Penanaman perdana jagung di Kebun Tuli Yotoro dilakukan Sekda Kabupaten Jayapura Hana Hikoyabi pada 25 September 2023 lalu.

Penanaman jagung kini sudah tumbuh tunas dan diperkirakan panen dalam waktu dekat ini.

Koordinator Kebun Tuli Yotoro Anthon Marweri mengatakan pihaknya telah menanam puluhan anakan kelor, yang diambil dari wilayah Koya, Distrik Muara Tami, Kota Jayapura.

Ia menyadari bahwa kelor memiliki cukup banyak manfaat, antara lain untuk sayur-mayur, tanaman obat, pupuk dan lain-lain.
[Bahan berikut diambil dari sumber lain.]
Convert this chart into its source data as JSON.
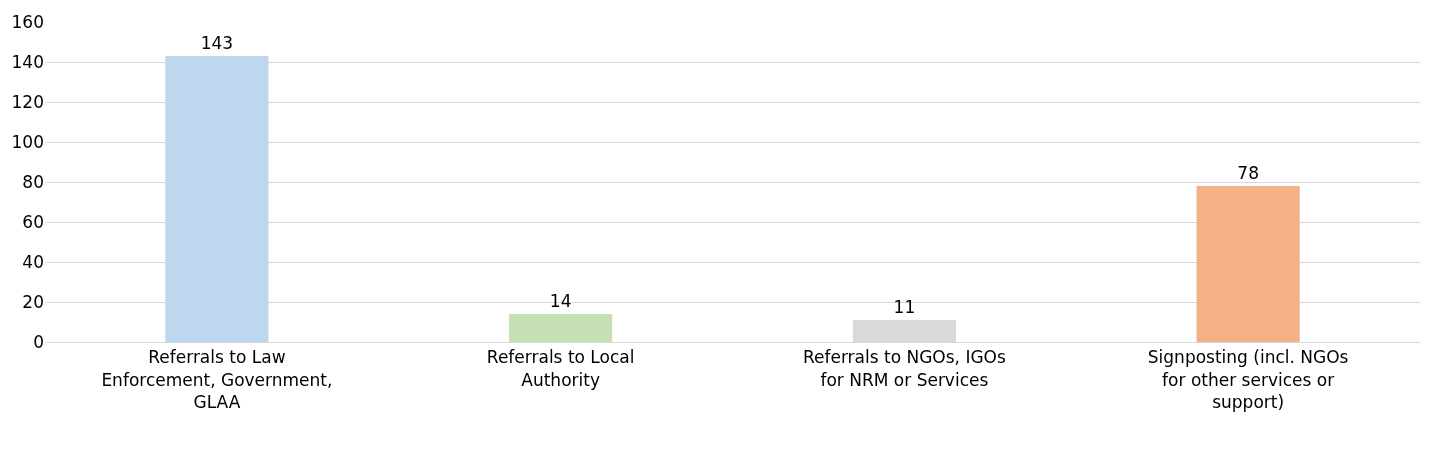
{
  "chart_data": {
    "type": "bar",
    "categories": [
      "Referrals to Law Enforcement, Government, GLAA",
      "Referrals to Local Authority",
      "Referrals to NGOs, IGOs for NRM or Services",
      "Signposting (incl. NGOs for other services or support)"
    ],
    "values": [
      143,
      14,
      11,
      78
    ],
    "colors": [
      "#bdd7ee",
      "#c5e0b4",
      "#d9d9d9",
      "#f4b183"
    ],
    "ylim": [
      0,
      160
    ],
    "yticks": [
      0,
      20,
      40,
      60,
      80,
      100,
      120,
      140,
      160
    ],
    "grid": "y",
    "data_labels": true
  }
}
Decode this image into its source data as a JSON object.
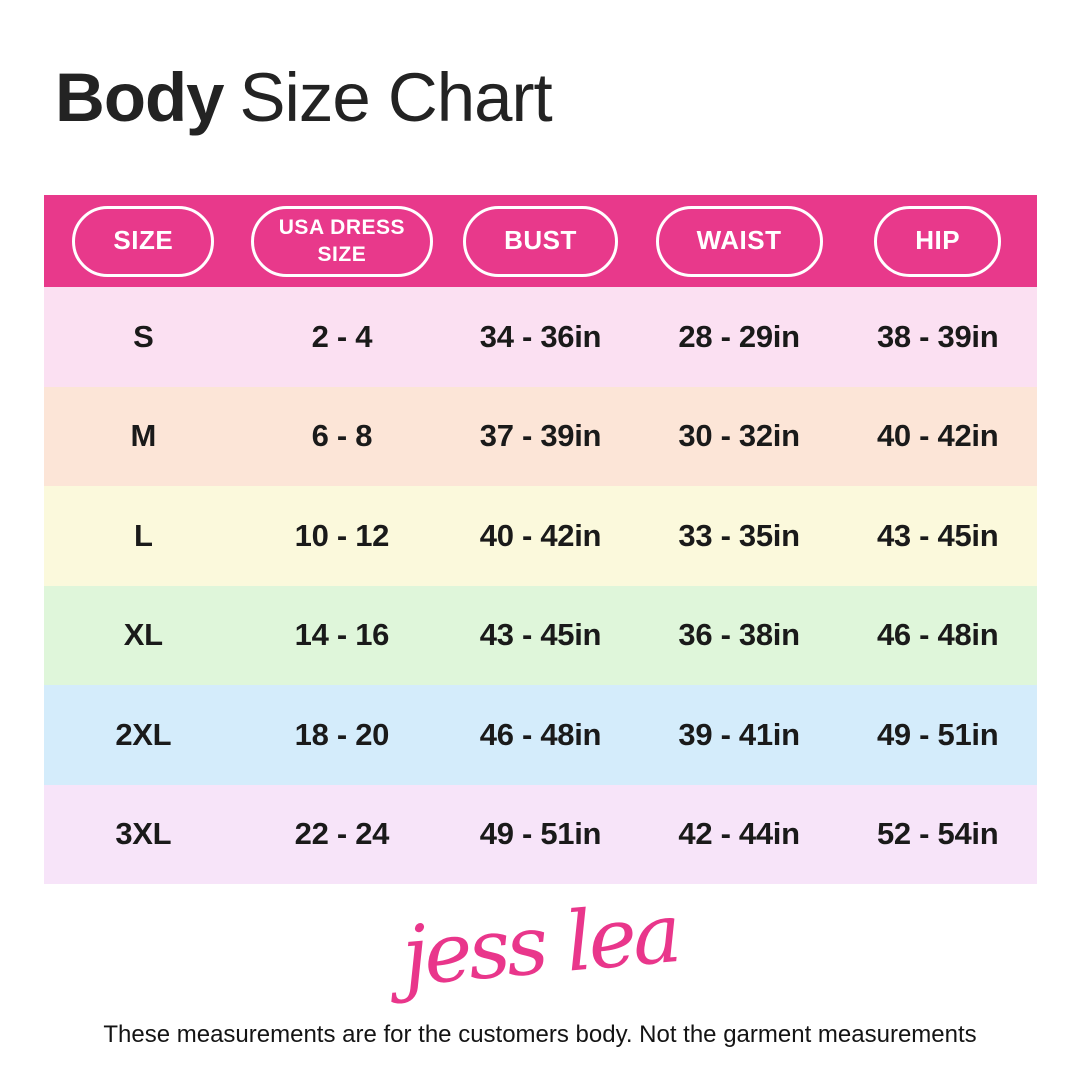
{
  "header": {
    "title_bold": "Body",
    "title_regular": "Size Chart"
  },
  "chart_data": {
    "type": "table",
    "title": "Body Size Chart",
    "columns": [
      "SIZE",
      "USA DRESS SIZE",
      "BUST",
      "WAIST",
      "HIP"
    ],
    "rows": [
      [
        "S",
        "2 - 4",
        "34 - 36in",
        "28 - 29in",
        "38 - 39in"
      ],
      [
        "M",
        "6 - 8",
        "37 - 39in",
        "30 - 32in",
        "40 - 42in"
      ],
      [
        "L",
        "10 - 12",
        "40 - 42in",
        "33 - 35in",
        "43 - 45in"
      ],
      [
        "XL",
        "14 - 16",
        "43 - 45in",
        "36 - 38in",
        "46 - 48in"
      ],
      [
        "2XL",
        "18 - 20",
        "46 - 48in",
        "39 - 41in",
        "49 - 51in"
      ],
      [
        "3XL",
        "22 - 24",
        "49 - 51in",
        "42 - 44in",
        "52 - 54in"
      ]
    ]
  },
  "colors": {
    "header_bg": "#E8398B",
    "header_pill_border": "#FFFFFF",
    "header_text": "#FFFFFF",
    "title_text": "#232323",
    "cell_text": "#1A1A1A",
    "brand_pink": "#E9368B",
    "row_backgrounds": [
      "#FBE0F2",
      "#FCE5D7",
      "#FBF9DC",
      "#DFF6DA",
      "#D4ECFB",
      "#F7E4F9"
    ]
  },
  "brand": {
    "logo_text": "jess lea"
  },
  "footer": {
    "note": "These measurements are for the customers body. Not the garment measurements"
  }
}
“Kami tanam kelor sejak dua pekan lalu, kini sudah mulai tumbuh tunas. Kami akan menaman kelor lebih banyak lagi dari pada lahan ini dibiarkan kosong,” kata Anthon, Selasa (14/11/2023).

Anakan kelor umur dua minggu sudah muncul tunas. (Foto: Dok/Samdhana Institut Papua)

Koordinator Institut Samdhana Papua, Piter Roki Aloisius menjelaskan pihaknya merencanakan mengolah  Kebun Tuli Yotoro menjadi lahan pertanian terintegrasi menggunakan bahan-bahan organik, seperti pupuk negentropi.

Diketahui pupuk organik negentropi menggunakan bahan yang ada di sekitar, seperti daun kering dan basa, serbuk kayu, kotoran sapi, kotoran kambing dan lain-lain.

Pembuatan pupuk negentropi awalnya dilatih Tim dari Institut Samdhana Bogor, kini mulai dikembangkan di Pusat Pembelajaran Komunitas Hena Uwakhe Imea di Kampung Hena, Distrik Sentani Kota, Kabupaten Jayapura, Papua.

Salah-satu bahan untuk pembuatan pupuk negentropi adalah daun kelor.

“Kita berharap makin banyak daun kelor yang tumbuh, maka kita tak perlu cari lagi bahan, untuk pupuk negentropi,” tutur Roki.

Bahkan kedepan bakal dikembangkan tanaman sirih, yang memiliki nilai ekonomis cukup tinggi, khususnya di Papua.

Menurutnya, kelor ini sangat bagus menjadi inang atau tempat tumbuh sirih.

“Kalau sirih dipadukan dengan kelor, maka akan tumbuh subur sekali,” tandasnya.

Selain menjadi bahan baku pupuk negentropi dan juga sebagai inang untuk budidaya sirih, terangnya, kelor juga manjur untuk kesehatan. Bahkan kelor selalu dicari, karena  daun kelor salah-satu sayur yang kandungannya  memiliki protein tinggi, terutama untuk ibu hamil dan menyusui.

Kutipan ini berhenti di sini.